Spooky Farabaugh Mystery No. 5: Trouble at Waterloo

No. 5: There were three Farabaugh brothers who served in the Civil War. The oldest, Charles Farabaugh (1834-1909), is buried in Nicktown and had a significant enlistment, from October of 1863 to August of 1864. Thanks to those whiz bang search engines by the folks at ancestry.com, I isolated his picture taken with grandchildren in 1907 (uploaded by descendant Felisha McKeever):

Charles Fehrenbacher / Farabaugh (1934-1909). Photo from 1907.

Charles Farabaugh








Second, was Barney Farabaugh (1835-1862). He fought in several battles and contracted typhoid fever while marching through Alexandria, Va. He is buried at the military cemetery there.

Our mystery concerns the fate of the third brother, Anselm Farabaugh (1841-?). Anselm is in the 1860 Census as a 17-year-old laborer living in Ebensburg. He was “mustered in” as they say, in April of 1861, but left service in July of the same year. He was a Private in Company G of the 10th Regiment of Pa. Volunteers and did not see significant action. His life after wartime is not known, except for one tantalizing clue. When Fr. Modestus Wirtner, OSB (1861-1948) compiled a chart of the various Farabaugh families in 1927-8, here is what he listed for this family:

Anselm Farabaugh - Wirtner Chart

Anselm died at a party in Waterloo, Iowa. How? When? Why? Fr. Modestus gives no details. There are no other clues. He cannot be found in the 1870 Census, so I believe this incident happened between July of 1861 when his enlistment ended and the Summer of 1870 when a census was taken. I just now fired off an email to the Cedar Falls Historical Society. If they don’t come through for me, I don’t know if we’ll ever know. Charles here looks confident, like he has the answer – but he ain’t talking anymore.

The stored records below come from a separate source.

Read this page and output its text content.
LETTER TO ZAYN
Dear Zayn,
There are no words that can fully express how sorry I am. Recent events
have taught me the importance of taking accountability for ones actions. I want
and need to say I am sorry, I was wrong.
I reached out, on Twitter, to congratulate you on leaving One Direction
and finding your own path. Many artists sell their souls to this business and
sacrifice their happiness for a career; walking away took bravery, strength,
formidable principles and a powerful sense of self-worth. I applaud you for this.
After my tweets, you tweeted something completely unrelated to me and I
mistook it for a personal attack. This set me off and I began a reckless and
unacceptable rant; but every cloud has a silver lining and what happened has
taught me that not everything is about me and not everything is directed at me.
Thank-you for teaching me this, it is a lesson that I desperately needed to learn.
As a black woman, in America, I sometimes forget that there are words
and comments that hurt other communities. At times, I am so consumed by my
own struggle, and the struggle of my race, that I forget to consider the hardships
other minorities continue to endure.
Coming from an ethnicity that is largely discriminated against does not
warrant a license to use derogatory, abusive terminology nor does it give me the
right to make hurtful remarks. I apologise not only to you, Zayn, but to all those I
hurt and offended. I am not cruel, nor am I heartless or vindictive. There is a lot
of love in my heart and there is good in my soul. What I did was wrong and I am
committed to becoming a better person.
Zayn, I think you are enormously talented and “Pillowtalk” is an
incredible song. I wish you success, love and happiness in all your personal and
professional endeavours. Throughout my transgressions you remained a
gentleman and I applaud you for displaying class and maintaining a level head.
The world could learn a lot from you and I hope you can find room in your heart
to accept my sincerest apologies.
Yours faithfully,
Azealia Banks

Addendum 29 Oct 2014. This mystery is solved. Anselm died from a fall in 1890 and is buried in Waterloo, Iowa. See comment for details. The article and tombstone are reproduced below.

A. Fernbach death 2 December 1891 Waterloo Courier







Fernbach tombstone from findagrave.com





One thought on “Spooky Farabaugh Mystery No. 5: Trouble at Waterloo

  1. Tony Bentivegna Post author

    Mystery solved! A wonderful researcher at the Cedar Falls Historical Society named Julie Huffman-klinkowitz (no relation) found an article detailing Anselm’s 1891 death in Waterloo, Iowa, and also his local tombstone! She reports there are several articles from the Waterloo Courier detailing Anselm’s business dealings there — and public drunkenness. The death was caused by falling 17 feet down from a stairway landing when Anselm was 50 years old. Heck, I fell 17 feet from attic drywall down to a concrete garage floor when I was 50, and just had a bruise. But that’s me, and I was sober as a judge. I was on the wrong track researching this particular relative because he (according to his tombstone) went by the name “Anclom Fernbach.” No way I could have guessed that. He was from the Michael branch that partially broke off and settled in Renville Co., Minnesota, and became “Farenbaughs.” The Pa. relatives that remained eventually used the Farabaugh spelling. The rogue Anselm ended up in Iowa at a time when any cognate of the name was possible. Images are added to the original post. The epitaph reads “Gone but not forgotten.” How prophetic!